Und in der Langen Straße gibt es  noch weitere „Überraschungen“ zu entdecken. Nachdem unser Leser Jens-Peter H. den Verkehrsexperten aufgezeigt   hat, dass die bisherige Beschilderung nicht eindeutig regelt, dass in dem verkehrsberuhigten Bereich für Fahrzeuge ein Richtungsverkehr von der Lindenstraße zum Neuen Markt gelten soll, wurden jetzt zusätzlich „Einbahnstraßenschilder“ gut sichtbar montiert. Warum dies nach jahrelanger Prüfung und Diskussion so lange gedauert hat, bleibt das Geheimnis der Verkehrsplaner. Mit dieser eigentlich simplen Veränderung, dürfte die Sicherheit in der Langen Straße auf jeden Fall verbessert werden.

Nachdem sich eine deutliche Mehrheit der Stadtvertreter für die Umwidmung der früheren Fußgängerzone in einen verkehrsberuhigten Bereich entschieden hat (wir berichteten), gibt es weiterhin Unmut über die Belästigung von Anwohnern und Passanten durch rücksichtslose Verkehrsteilnehmer.

Auf Anfrage unserer Redaktion teilt die Verkehrsbehörde mit, dass sie auf Grund von Hinweisen der  Gewerbetreibenden und eigener Beobachtungen die Parkzeit am 6. bzw. 7. Februar  von bislang zwei Stunden auf eine Stunde halbiert hat, um die Parkfrequenz in der Langen Straße zu erhöhen. Nun können theoretisch doppelt so viele Autofahrer anhalten, parken und womöglich einkaufen. „Eine Bekanntmachung erfolgte nicht, weil die Verkehrsschilder an sich eine Bekanntmachung sind“, heißt es aus dem zuständigen Fachamt der Stadt Parchim. Mit Kontrollen der Politessen sei jederzeit zu rechnen.

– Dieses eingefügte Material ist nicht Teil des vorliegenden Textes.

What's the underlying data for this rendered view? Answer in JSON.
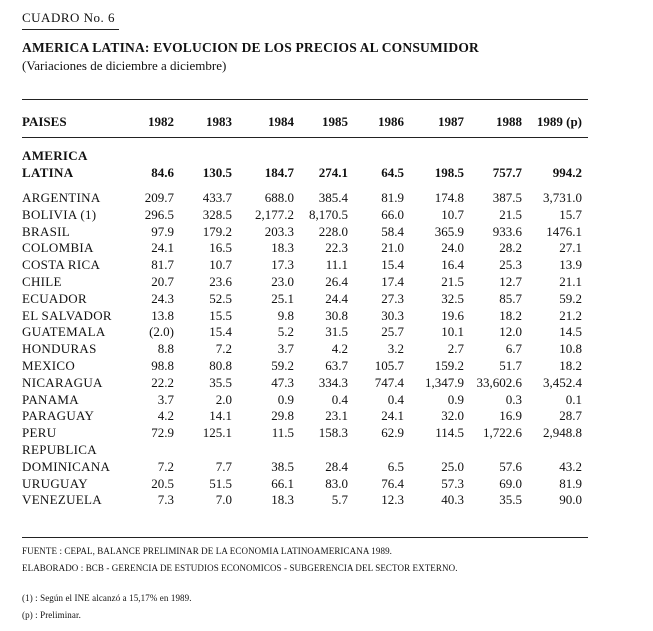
{
  "header": {
    "cuadro": "CUADRO  No. 6"
  },
  "title": "AMERICA LATINA: EVOLUCION DE LOS PRECIOS AL CONSUMIDOR",
  "subtitle": "(Variaciones de diciembre a diciembre)",
  "columns": {
    "first": "PAISES",
    "years": [
      "1982",
      "1983",
      "1984",
      "1985",
      "1986",
      "1987",
      "1988",
      "1989 (p)"
    ]
  },
  "america_latina": {
    "label_line1": "AMERICA",
    "label_line2": "LATINA",
    "values": [
      "84.6",
      "130.5",
      "184.7",
      "274.1",
      "64.5",
      "198.5",
      "757.7",
      "994.2"
    ]
  },
  "rows": [
    {
      "label": "ARGENTINA",
      "values": [
        "209.7",
        "433.7",
        "688.0",
        "385.4",
        "81.9",
        "174.8",
        "387.5",
        "3,731.0"
      ]
    },
    {
      "label": "BOLIVIA (1)",
      "values": [
        "296.5",
        "328.5",
        "2,177.2",
        "8,170.5",
        "66.0",
        "10.7",
        "21.5",
        "15.7"
      ]
    },
    {
      "label": "BRASIL",
      "values": [
        "97.9",
        "179.2",
        "203.3",
        "228.0",
        "58.4",
        "365.9",
        "933.6",
        "1476.1"
      ]
    },
    {
      "label": "COLOMBIA",
      "values": [
        "24.1",
        "16.5",
        "18.3",
        "22.3",
        "21.0",
        "24.0",
        "28.2",
        "27.1"
      ]
    },
    {
      "label": "COSTA RICA",
      "values": [
        "81.7",
        "10.7",
        "17.3",
        "11.1",
        "15.4",
        "16.4",
        "25.3",
        "13.9"
      ]
    },
    {
      "label": "CHILE",
      "values": [
        "20.7",
        "23.6",
        "23.0",
        "26.4",
        "17.4",
        "21.5",
        "12.7",
        "21.1"
      ]
    },
    {
      "label": "ECUADOR",
      "values": [
        "24.3",
        "52.5",
        "25.1",
        "24.4",
        "27.3",
        "32.5",
        "85.7",
        "59.2"
      ]
    },
    {
      "label": "EL SALVADOR",
      "values": [
        "13.8",
        "15.5",
        "9.8",
        "30.8",
        "30.3",
        "19.6",
        "18.2",
        "21.2"
      ]
    },
    {
      "label": "GUATEMALA",
      "values": [
        "(2.0)",
        "15.4",
        "5.2",
        "31.5",
        "25.7",
        "10.1",
        "12.0",
        "14.5"
      ]
    },
    {
      "label": "HONDURAS",
      "values": [
        "8.8",
        "7.2",
        "3.7",
        "4.2",
        "3.2",
        "2.7",
        "6.7",
        "10.8"
      ]
    },
    {
      "label": "MEXICO",
      "values": [
        "98.8",
        "80.8",
        "59.2",
        "63.7",
        "105.7",
        "159.2",
        "51.7",
        "18.2"
      ]
    },
    {
      "label": "NICARAGUA",
      "values": [
        "22.2",
        "35.5",
        "47.3",
        "334.3",
        "747.4",
        "1,347.9",
        "33,602.6",
        "3,452.4"
      ]
    },
    {
      "label": "PANAMA",
      "values": [
        "3.7",
        "2.0",
        "0.9",
        "0.4",
        "0.4",
        "0.9",
        "0.3",
        "0.1"
      ]
    },
    {
      "label": "PARAGUAY",
      "values": [
        "4.2",
        "14.1",
        "29.8",
        "23.1",
        "24.1",
        "32.0",
        "16.9",
        "28.7"
      ]
    },
    {
      "label": "PERU",
      "values": [
        "72.9",
        "125.1",
        "11.5",
        "158.3",
        "62.9",
        "114.5",
        "1,722.6",
        "2,948.8"
      ]
    },
    {
      "label": "REPUBLICA",
      "values": []
    },
    {
      "label": "DOMINICANA",
      "values": [
        "7.2",
        "7.7",
        "38.5",
        "28.4",
        "6.5",
        "25.0",
        "57.6",
        "43.2"
      ]
    },
    {
      "label": "URUGUAY",
      "values": [
        "20.5",
        "51.5",
        "66.1",
        "83.0",
        "76.4",
        "57.3",
        "69.0",
        "81.9"
      ]
    },
    {
      "label": "VENEZUELA",
      "values": [
        "7.3",
        "7.0",
        "18.3",
        "5.7",
        "12.3",
        "40.3",
        "35.5",
        "90.0"
      ]
    }
  ],
  "notes": {
    "fuente": "FUENTE :  CEPAL, BALANCE PRELIMINAR DE LA ECONOMIA LATINOAMERICANA 1989.",
    "elaborado": "ELABORADO :  BCB - GERENCIA DE ESTUDIOS ECONOMICOS - SUBGERENCIA DEL SECTOR EXTERNO.",
    "note1": "(1) : Según el INE alcanzó a 15,17% en 1989.",
    "notep": "(p) : Preliminar."
  }
}
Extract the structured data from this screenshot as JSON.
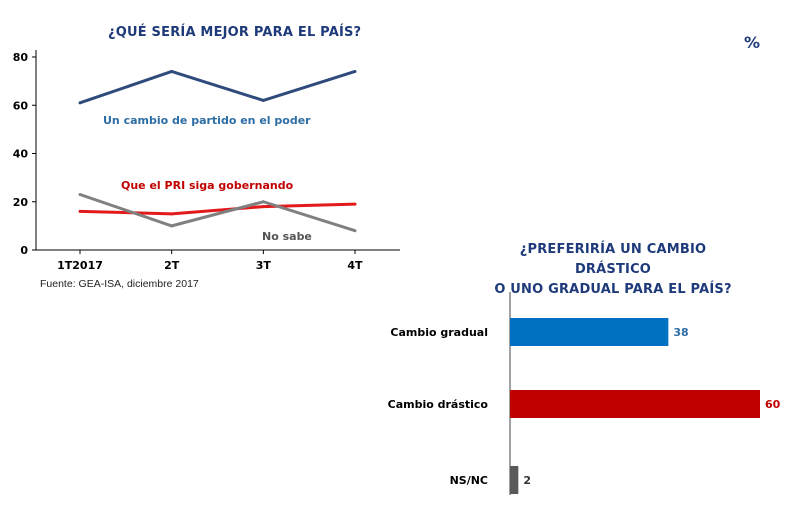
{
  "page": {
    "percent_label": "%"
  },
  "chart_data": [
    {
      "type": "line",
      "title": "¿QUÉ SERÍA MEJOR PARA EL PAÍS?",
      "categories": [
        "1T2017",
        "2T",
        "3T",
        "4T"
      ],
      "ylim": [
        0,
        80
      ],
      "yticks": [
        "0",
        "20",
        "40",
        "60",
        "80"
      ],
      "grid": false,
      "series": [
        {
          "name": "Un cambio de partido en el poder",
          "values": [
            61,
            74,
            62,
            74
          ],
          "color": "#2f4b7c",
          "label_color": "#2e6da4"
        },
        {
          "name": "Que el PRI siga gobernando",
          "values": [
            16,
            15,
            18,
            19
          ],
          "color": "#e31a1c",
          "label_color": "#c00000"
        },
        {
          "name": "No sabe",
          "values": [
            23,
            10,
            20,
            8
          ],
          "color": "#808080",
          "label_color": "#555555"
        }
      ],
      "source": "Fuente: GEA-ISA, diciembre 2017"
    },
    {
      "type": "bar",
      "orientation": "horizontal",
      "title_lines": [
        "¿PREFERIRÍA UN CAMBIO DRÁSTICO",
        "O UNO GRADUAL PARA EL PAÍS?"
      ],
      "categories": [
        "Cambio gradual",
        "Cambio drástico",
        "NS/NC"
      ],
      "values": [
        38,
        60,
        2
      ],
      "labels": [
        "38",
        "60",
        "2"
      ],
      "colors": [
        "#0070c0",
        "#c00000",
        "#595959"
      ],
      "label_colors": [
        "#2e6da4",
        "#c00000",
        "#333333"
      ],
      "xlim": [
        0,
        60
      ]
    }
  ]
}
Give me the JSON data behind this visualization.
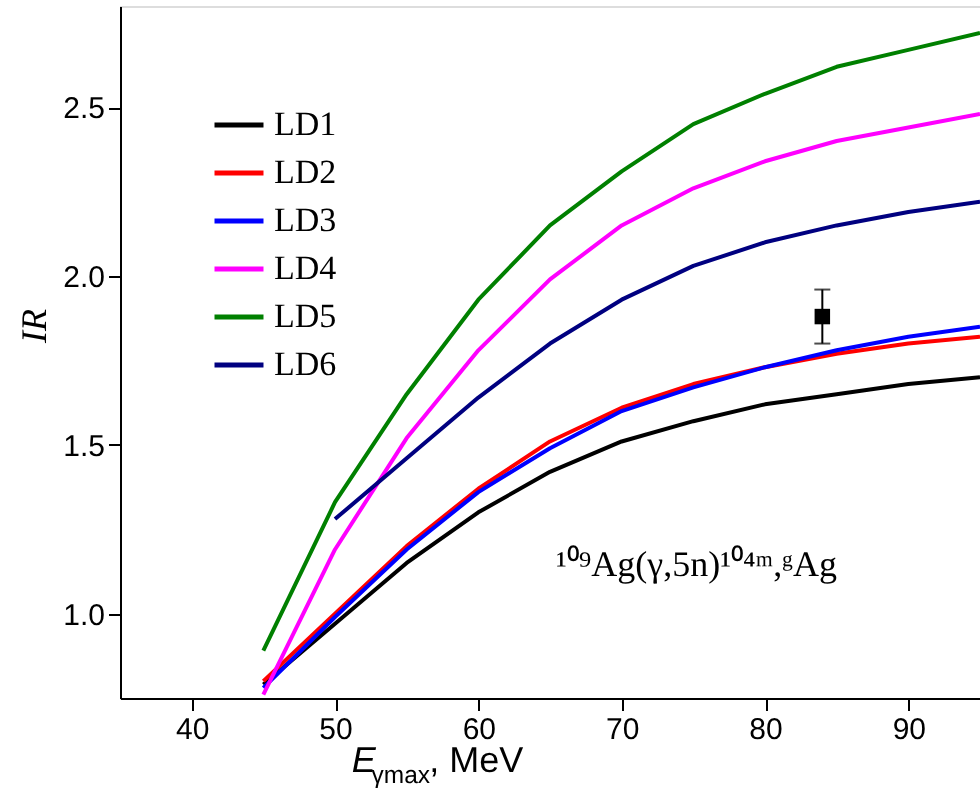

Völlig offen ist bis dato, ob der Vorschlag von Bürgermeister Bernd Rolly, in dem verkehrsberuhigten Geschäftsbereich einen stationären Blitzer zu installieren, in absehbarer Zeit umgesetzt wird. Bestätigt wurde gestern, dass bei der zuständigen Ordnungsbehörde des Landkreises bereits ein entsprechender Antrag gestellt worden ist. Der Bürgermeister hat für seine  Idee vielfach Unterstützung bekommen. Einige der in der Straße ansässigen Geschäftsleute sind mit den zum Teil viel zu schnell fahrenden Fahrzeugen nicht einverstanden und befürworten Geschwindigkeitskontrollen. Mit mobilen Messungen waren die Beamten des Polizeihauptreviers an ihre personellen Grenzen gestoßen. Wenn es die Temperaturen zulassen, will die Stadt die mobile Messtafel – die   nur die Geschwindigkeit anzeigt, ohne  das Kennzeichen zu erfassen – in der Langen Straße vorübergehend anbringen. Ob der „Wink mit dem Zeigefinger“ dauerhaft wirkt, bezweifeln Experten.